LaCoO3 Perovskite Nanoparticles Embedded in NiCo2O4 Nanoflowers as Electrocatalysts for Oxygen Evolution

It is essential to design high-efficiency, stable, and inexpensive electrocatalysts for the oxygen evolution reaction (OER). We fabricate a hybrid system of perovskite LaCoO3 with spinel NiCo2O4 denoted LaCoO3/NiCo2O4 via an in situ hydrothermal process. In situ incorporation of LaCoO3 nanoparticles on the NiCo2O4 nanoflower surface is confirmed by field emission scanning electron microscopy (FESEM) and transmission electron microscopy (TEM) images. Benefiting from the interface engineering, the obtained LaCoO3/NiCo2O4 hybrid nanoflowers exhibit the lowest overpotential of 353 at a current density of 10 mA/cm2 and a small Tafel slope of 59 mV/dec in alkaline media compared with pristine LaCoO3 (401 mV, 116 mV/dec) and NiCo2O4 (386 mV, 73 mV/dec).
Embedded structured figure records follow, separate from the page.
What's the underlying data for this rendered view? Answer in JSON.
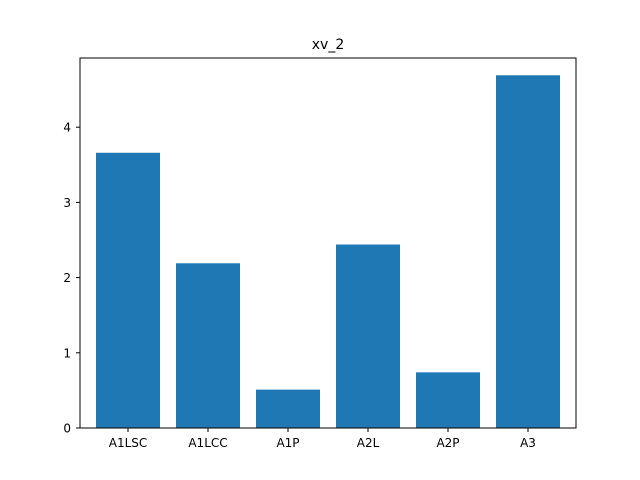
{
  "chart_data": {
    "type": "bar",
    "title": "xv_2",
    "xlabel": "",
    "ylabel": "",
    "categories": [
      "A1LSC",
      "A1LCC",
      "A1P",
      "A2L",
      "A2P",
      "A3"
    ],
    "values": [
      3.66,
      2.19,
      0.51,
      2.44,
      0.74,
      4.69
    ],
    "ylim": [
      0,
      4.92
    ],
    "yticks": [
      0,
      1,
      2,
      3,
      4
    ],
    "bar_color": "#1f77b4",
    "grid": false,
    "legend": false
  }
}
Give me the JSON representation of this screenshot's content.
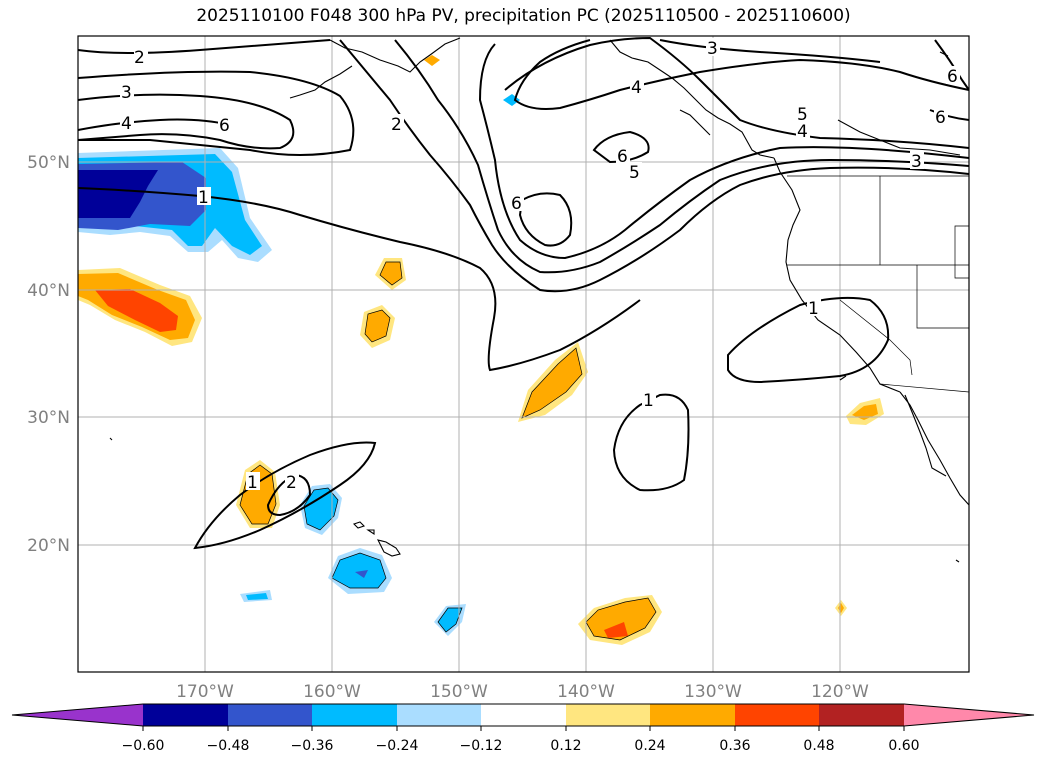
{
  "title": "2025110100 F048 300 hPa PV, precipitation PC (2025110500 - 2025110600)",
  "axes": {
    "lat_ticks": [
      "50°N",
      "40°N",
      "30°N",
      "20°N"
    ],
    "lon_ticks": [
      "170°W",
      "160°W",
      "150°W",
      "140°W",
      "130°W",
      "120°W"
    ]
  },
  "contour_labels": [
    "2",
    "3",
    "4",
    "2",
    "3",
    "4",
    "6",
    "6",
    "5",
    "6",
    "5",
    "4",
    "3",
    "6",
    "6",
    "1",
    "1",
    "1",
    "1",
    "2"
  ],
  "colorbar": {
    "colors": [
      "#9933cc",
      "#000099",
      "#3355cc",
      "#00bbff",
      "#aaddff",
      "#ffffff",
      "#ffe680",
      "#ffaa00",
      "#ff4400",
      "#b22222",
      "#ff88aa"
    ],
    "labels": [
      "−0.60",
      "−0.48",
      "−0.36",
      "−0.24",
      "−0.12",
      "0.12",
      "0.24",
      "0.36",
      "0.48",
      "0.60"
    ]
  }
}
The optimized sample possesses a higher electrochemical surface of 111.45 cm2 than LaCoO3 perovskite (35.37 cm2) and NiCo2O4 spinel oxide (61.37 cm2) structures. The enhanced OER performance of the LaCoO3/NiCo2O4 composite structure is due to the accumulation of LaCoO3 nanoparticles over NiCo2O4 petals, which introduces a substantial number of electrochemically active sites for the catalysis process to promote charge and mass transport. In addition to this, LaCoO3/NiCo2O4 exhibits long-term stability over 20 h. Thus, it is believed that the excellent OER activity of the LaCoO3/NiCo2O4 composite structure is associated with strong interaction between LaCoO3 and NiCo2O4 as well as a large surface area and a unique flower structure.